The Coastal Star

Gulf Stream: Town looks at sprucing up signage

Black borders and signposts would unify the look of town signs.

By Tim O’Meilia

Add street signs to the list of items Gulf Stream town officials are planning to spruce up the appearance of in their seaside community. 

The town already has a $5.4 million project scheduled, but not yet under way, to put power, telephone and television cable lines underground and has been discussing a $255,000 long-range idea — give or take a few ten thousands — to fancify 85 street lights around town. 

Now the Gulf Stream Civic Association is urging town commissioners to replace a hodgepodge design of street, stop, crosswalk, school and other signs with a single, consistent architectural theme. 

After examining signs on Jupiter Island, the village of Golf and Ocean Ridge, a civic association committee decided to ask the town to upgrade. 

“We weren’t happy with the way we looked,” civic association board member Bill Boardman told commissioners at their Feb. 8 meeting. “In comparison with others,  ours was somewhat of an embarrassment.”

Commissioners examined a preliminary proposal from Baron Signs of Riviera Beach that calls for black, cast-aluminum fluted posts with decorative bases and a ball-shaped ornament at the top. The sign posts would be black with white lettering. Stop signs and others would have a black border and backing. 

Such a project would cost as much as $81,000. This sum is not included in this year’s budget, but the civic association believes taxpayers would be willing to increase their property taxes to pay for the new signs.

“There is strong sentiment to even increase the millage rate to fund these type of projects,” said Town Manager William Thrasher. 

An immediate project might require dipping into the town reserves, an idea several commissioners wanted to avoid. Both Commissioners Garrett Dering and Robert Ganger want to investigate a short-term loan.

“Let’s make the town look the way we want it to look without depleting our reserves,” Dering said. 

The commission agreed unanimously to seek proposals from other firms and examine methods to pay for the signs. 

Meanwhile, with the cost estimate from Florida Power & Light finally in hand, the town will seek bids on the first phase of putting overhead power, telephone and cable lines underground.

The town has been awaiting the cost estimate from FPL since February 2012 and last month filed a complaint with the state Public Service Commission, urging more attention to the project. FPL has not yet responded to the complaint, although the tardy cost estimate arrived two days before the Feb. 8 meeting. 

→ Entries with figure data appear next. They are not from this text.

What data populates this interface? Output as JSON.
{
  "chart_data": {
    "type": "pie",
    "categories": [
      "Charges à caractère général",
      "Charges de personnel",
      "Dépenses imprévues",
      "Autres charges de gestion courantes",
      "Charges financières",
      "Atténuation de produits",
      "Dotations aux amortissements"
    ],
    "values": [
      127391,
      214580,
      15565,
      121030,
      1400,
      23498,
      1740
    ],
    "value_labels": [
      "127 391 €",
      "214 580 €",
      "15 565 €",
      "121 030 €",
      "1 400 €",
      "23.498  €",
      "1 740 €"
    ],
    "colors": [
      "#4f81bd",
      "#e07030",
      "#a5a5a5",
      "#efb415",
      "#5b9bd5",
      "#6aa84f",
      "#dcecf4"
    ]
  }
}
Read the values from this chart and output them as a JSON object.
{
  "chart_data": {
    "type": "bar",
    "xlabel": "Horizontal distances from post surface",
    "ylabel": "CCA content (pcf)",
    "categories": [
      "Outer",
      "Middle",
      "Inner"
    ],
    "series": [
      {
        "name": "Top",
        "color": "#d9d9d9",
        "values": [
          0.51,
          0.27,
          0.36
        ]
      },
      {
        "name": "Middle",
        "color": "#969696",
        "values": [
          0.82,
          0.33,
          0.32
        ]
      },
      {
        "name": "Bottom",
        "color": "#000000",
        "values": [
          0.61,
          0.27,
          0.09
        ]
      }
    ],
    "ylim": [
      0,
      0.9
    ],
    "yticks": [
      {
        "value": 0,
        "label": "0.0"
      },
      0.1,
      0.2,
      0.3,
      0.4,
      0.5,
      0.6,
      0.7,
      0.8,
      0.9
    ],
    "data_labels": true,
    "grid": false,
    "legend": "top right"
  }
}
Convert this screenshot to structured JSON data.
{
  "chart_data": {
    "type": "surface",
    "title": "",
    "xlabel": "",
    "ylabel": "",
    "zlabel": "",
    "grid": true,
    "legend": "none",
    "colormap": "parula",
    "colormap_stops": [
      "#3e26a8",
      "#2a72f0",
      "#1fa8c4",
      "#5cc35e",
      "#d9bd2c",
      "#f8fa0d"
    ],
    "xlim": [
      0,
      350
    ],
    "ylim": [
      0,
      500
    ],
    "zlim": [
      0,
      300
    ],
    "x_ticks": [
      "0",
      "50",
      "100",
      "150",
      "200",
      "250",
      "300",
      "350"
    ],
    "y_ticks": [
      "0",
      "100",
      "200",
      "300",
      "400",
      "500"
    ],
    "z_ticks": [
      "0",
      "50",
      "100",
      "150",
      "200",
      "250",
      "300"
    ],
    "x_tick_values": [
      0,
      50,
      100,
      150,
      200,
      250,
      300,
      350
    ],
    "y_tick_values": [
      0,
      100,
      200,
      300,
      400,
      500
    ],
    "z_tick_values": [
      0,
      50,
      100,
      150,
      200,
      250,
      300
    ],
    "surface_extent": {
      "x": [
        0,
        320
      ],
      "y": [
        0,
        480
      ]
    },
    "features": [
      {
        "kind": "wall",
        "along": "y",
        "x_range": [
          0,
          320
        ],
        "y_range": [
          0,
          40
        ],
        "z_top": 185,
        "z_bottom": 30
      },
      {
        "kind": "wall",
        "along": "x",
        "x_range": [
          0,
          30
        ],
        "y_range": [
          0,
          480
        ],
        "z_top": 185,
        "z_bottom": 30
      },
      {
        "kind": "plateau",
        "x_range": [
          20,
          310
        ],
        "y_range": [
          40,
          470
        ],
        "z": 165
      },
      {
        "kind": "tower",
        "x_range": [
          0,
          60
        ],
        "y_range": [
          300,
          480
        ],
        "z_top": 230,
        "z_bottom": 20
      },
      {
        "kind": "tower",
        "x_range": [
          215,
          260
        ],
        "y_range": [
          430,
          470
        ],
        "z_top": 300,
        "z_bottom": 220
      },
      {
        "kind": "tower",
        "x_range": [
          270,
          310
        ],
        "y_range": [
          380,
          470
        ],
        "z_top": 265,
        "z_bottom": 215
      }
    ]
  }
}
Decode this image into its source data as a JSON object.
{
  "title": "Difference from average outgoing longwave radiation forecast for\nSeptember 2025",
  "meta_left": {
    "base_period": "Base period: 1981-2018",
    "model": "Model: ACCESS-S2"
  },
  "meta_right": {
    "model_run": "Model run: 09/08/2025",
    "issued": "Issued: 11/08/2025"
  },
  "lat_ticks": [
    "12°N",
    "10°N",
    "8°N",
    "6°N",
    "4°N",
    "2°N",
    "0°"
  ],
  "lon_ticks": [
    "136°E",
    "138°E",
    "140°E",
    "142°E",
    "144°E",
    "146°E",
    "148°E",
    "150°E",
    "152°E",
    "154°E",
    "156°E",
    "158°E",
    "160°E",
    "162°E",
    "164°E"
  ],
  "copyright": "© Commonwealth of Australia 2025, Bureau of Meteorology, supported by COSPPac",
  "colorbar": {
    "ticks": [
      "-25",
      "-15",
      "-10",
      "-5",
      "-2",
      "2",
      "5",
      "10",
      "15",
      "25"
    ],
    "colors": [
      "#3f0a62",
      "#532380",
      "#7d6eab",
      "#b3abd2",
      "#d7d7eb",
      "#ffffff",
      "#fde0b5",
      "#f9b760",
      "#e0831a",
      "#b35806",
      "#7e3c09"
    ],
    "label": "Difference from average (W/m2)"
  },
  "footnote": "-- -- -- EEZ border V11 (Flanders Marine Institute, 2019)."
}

As a result, the town-wide project is a year behind schedule and would not be completed until late 2014 if work began in May. The town likely will hire its own contractors rather than have FPL do the work. The difference in price is about $800,000 for the first phase, town consulting engineer Danny Brannon estimated. Overall the project will cost $5.4 million.

The town was scheduled to seek proposals from contractors by the end of February. Excavation and landscaping proposals already are being sought.

Commissioners also directed Thrasher to seek a variety of designs and their cost for replacing 85 street lights. Brannon estimated the changeover would cost about $255,000, depending on the type of fixture. FPL will install new posts and lighting for no cost, but the lights would be FPL’s standard post and lamp.

In discussions over the past several meetings, commissioner indicated they wanted a more artistic design. 

“Let’s decide what we want to do aesthetically,” Dering said. “Pick a light, then decide how to pay for it.”

In other business, commissioners learned that state highway officials turned down the town’s initial effort to continue a historic 10-foot “clear zone” along State Road A1A so more Australian pines can be planted, notably along the new Harbor View Estates development. State officials have insisted on an 18-foot zone, which would prevent the installation of the pines. 

Town officials will submit more documentation to back their request, Thrasher said.